Related: What Is an Executive Director and How to Become One

What does seniority mean for team members?

Besides influencing a company's organisational structure, your seniority can have a direct impact on your experience in the workplace. Being aware of your own seniority in the context of a company can help you plan your career path. Some of the primary factors that seniority impacts team members are:


As you increase in seniority, you often increase your salary or earnings. For example, in a sample seniority system, an accounting assistant is often at the entry level, while a director of finance is often at the senior level. The average base salary for an accounting assistant is $17,435 per month, while the average base salary for a director of finance is $56,598 per month.


When companies undergo restructuring or have to lay off team members because of financial restrictions, seniority can be an important factor that management uses to determine who keeps their job. Some businesses have a first-in-first-out policy where the most recently hired team members are the first ones to be let go in the event of layoffs. As you gain seniority at a company, demonstrating your loyalty can be beneficial to your job security.


Many companies have policies where team members get increased benefits after a certain period, encouraging their long-term loyalty. For example, new team members may only get access to their paid time off after a probationary period of 90 days. After that, the team member gets two weeks of paid time off each year until they have worked at the company for three years. Then, they may receive three weeks of paid time off each year. At ten years, the team member's yearly time off may increase to one month each year based on their seniority.

Job duties

Higher seniority at a company can mean that you get early access to different opportunities at your company. You may get to choose which project you want to manage or which account you want to work with. The more aptitude you show over time, the more trust you build with your employer and the more flexibility you can ask for when it comes to your daily duties and job focus.

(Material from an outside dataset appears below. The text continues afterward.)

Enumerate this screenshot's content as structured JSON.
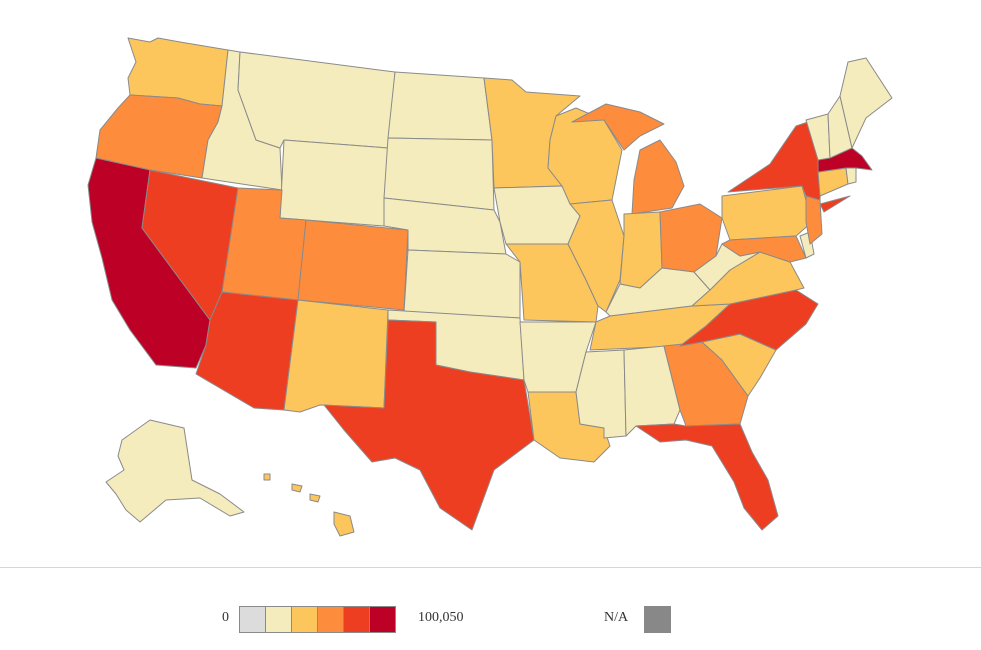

Related: What Does a C-Level Executive Do and What Are the Types?

Example seniority system

One career path with a clear seniority hierarchy is software development. The technical nature of this field requires specific skills that generally come with hands-on experience and long-term investment in computer science. The career path for developers clearly illustrates how you can develop seniority in your career. Here's an example that presents the duties and expectations associated with developers at each seniority level:

Junior developer

Junior developers are developers who are just starting out in their careers and may not have hands-on experience in web or software development. They're still learning how to code and may need direct instruction or guidance from their team. Junior developers follow instructions, identify issues and ask for help when they face an issue above their experience level.

Mid-level developer

Mid-level developers have the skills and experience to work independently and have experience managing projects. They have sound knowledge of best practices and have done enough coding to analyse data and recognise the best solution quickly. A mid-level developer doesn't often manage complex tasks that require in-depth programming knowledge.

Senior developer

Senior developers make strategic decisions about the processes teams use to design software. They also provide expert-level solutions to challenging issues. They can make significant changes to a programme's architecture and teach other developers how to be more efficient and consistent. Senior developers have strong communication skills, document their updates and explain the reasoning for how they execute different software functions.

Salary figures reflect data listed on Indeed Salaries at time of writing. Salaries may vary depending on the hiring organisation and a candidate's experience, academic background and location.